Mit einem „Gesetz für bezahlbaren Wohnraum“ will die Kommission nun den Städten und Kommunen erleichtern, Kurzzeitvermietungen sowie den Kauf und die Nutzung von Zweitimmobilien einzuschränken. Mit dem Gesetz würde die EU einen Rechtsrahmen schaffen, nach welchen Kriterien die Kommunen dabei vorgehen sollen. Den Vorschlag will die Kommission am Mittwoch vorlegen. Ein Entwurf liegt der F.A.Z. vor.

Ob Wohnungsnot herrscht und ein Eingriff in den Markt gerechtfertigt ist, soll nach dem Kommissionsvorschlag von drei Dingen abhängen: Der durchschnittliche Preis einer Wohnung muss mindestens das Achtfache des verfügbaren mittleren Jahreseinkommens (Median) betragen. Das Verhältnis muss sich in den vergangenen zehn Jahren verschlechtert haben. Zudem darf die Lage auf dem Wohnungsmarkt sich in den kommenden drei Jahren voraussichtlich nicht verbessern, wenn man Bevölkerungsentwicklung, Angebot und Nachfrage berücksichtigt.

Kommunen sollen Sozialwohnungen Vorrang verschaffen

Wenn die Städte und Kommunen in den Wohnungsmarkt eingreifen, sollen sie sich zudem auf kommerzielle Anbieter und den Kauf von Zweitwohnungen konzentrieren. Wer seinen eigenen Erstwohnsitz bei Anbietern wie Booking oder Airbnb zur Miete anbietet, wäre von den EU-Vorgaben ausdrücklich ausgenommen.

Ob sie überhaupt handeln, bliebe weiterhin den Städten und Kommunen überlassen. Entsprechend offen ist, welchen Einfluss der Vorschlag auf die Lage am Wohnungsmarkt hätte – zumal die Erfüllung der Kriterien mit einem gewissen Aufwand für die Kommunen verbunden ist. Dessen ist die Kommission sich bewusst.

Für weitergehende Vorgaben fehlt der EU die rechtliche Grundlage.
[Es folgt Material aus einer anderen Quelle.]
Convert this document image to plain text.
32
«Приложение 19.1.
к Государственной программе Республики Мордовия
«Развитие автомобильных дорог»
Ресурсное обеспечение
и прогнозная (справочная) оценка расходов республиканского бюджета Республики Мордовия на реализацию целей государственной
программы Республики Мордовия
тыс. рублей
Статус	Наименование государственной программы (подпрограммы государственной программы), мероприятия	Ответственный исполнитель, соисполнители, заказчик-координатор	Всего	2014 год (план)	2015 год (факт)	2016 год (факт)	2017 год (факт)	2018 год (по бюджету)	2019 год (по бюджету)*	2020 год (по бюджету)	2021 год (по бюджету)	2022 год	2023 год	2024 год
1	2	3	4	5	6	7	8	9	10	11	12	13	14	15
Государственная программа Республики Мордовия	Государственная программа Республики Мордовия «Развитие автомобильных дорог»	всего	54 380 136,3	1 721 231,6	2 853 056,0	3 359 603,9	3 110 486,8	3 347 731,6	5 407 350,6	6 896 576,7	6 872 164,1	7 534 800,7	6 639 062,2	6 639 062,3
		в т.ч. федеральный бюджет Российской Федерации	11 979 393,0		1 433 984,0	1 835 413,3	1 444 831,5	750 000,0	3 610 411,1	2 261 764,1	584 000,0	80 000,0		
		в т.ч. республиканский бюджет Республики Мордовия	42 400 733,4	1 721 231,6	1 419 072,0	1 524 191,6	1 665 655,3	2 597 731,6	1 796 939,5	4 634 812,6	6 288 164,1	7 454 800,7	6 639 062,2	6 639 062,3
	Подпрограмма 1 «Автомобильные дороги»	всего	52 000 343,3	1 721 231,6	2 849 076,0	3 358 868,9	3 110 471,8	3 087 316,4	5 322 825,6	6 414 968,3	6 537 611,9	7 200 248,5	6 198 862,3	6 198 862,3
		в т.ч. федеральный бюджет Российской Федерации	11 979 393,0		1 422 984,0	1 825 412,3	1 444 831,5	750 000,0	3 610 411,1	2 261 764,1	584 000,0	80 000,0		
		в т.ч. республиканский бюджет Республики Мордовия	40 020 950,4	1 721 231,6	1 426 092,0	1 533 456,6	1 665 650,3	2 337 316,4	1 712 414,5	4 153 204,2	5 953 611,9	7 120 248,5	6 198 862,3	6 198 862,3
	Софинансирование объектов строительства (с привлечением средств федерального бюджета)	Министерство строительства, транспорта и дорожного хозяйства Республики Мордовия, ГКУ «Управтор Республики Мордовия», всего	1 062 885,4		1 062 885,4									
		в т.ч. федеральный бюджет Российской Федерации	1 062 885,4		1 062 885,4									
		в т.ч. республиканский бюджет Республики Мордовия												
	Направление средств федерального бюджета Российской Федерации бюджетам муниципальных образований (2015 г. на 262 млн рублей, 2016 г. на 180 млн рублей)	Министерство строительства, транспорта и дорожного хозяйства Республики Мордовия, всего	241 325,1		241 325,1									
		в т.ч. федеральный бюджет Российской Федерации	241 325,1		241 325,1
Der Wohnungsbau ist Kompetenz der Mitgliedstaaten. Das erschwert von der Leyen, ihre nach dem Antritt ihrer zweiten Amtszeit gegebenen Versprechen einzulösen. Unabhängig davon heißt es auch in der Kommission, dass das neue Gesetz keine entscheidende Erleichterung am Wohnungsmarkt bringen werde.

Deshalb schlägt die Kommission darüber hinaus in einer separaten Empfehlung an die Mitgliedstaaten weitere Schritte gegen den Mangel an Wohnraum vor. Die Staaten sollen dem Bau von Sozialwohnungen und bezahlbarem Wohnraum in Gegenden mit Wohnungsmangel Vorrang einräumen.

Die lokalen Behörden sollen die Renovierung von Gebäuden und die Umwidmung von Bürogebäuden zu Wohngebäuden im Schnellverfahren genehmigen. Unabhängig davon sollen sie für einfache Bauprojekte grundsätzlich nach 60 Tagen eine Entscheidung über die Genehmigung treffen. All diese Empfehlungen sind für die EU-Staaten nicht bindend.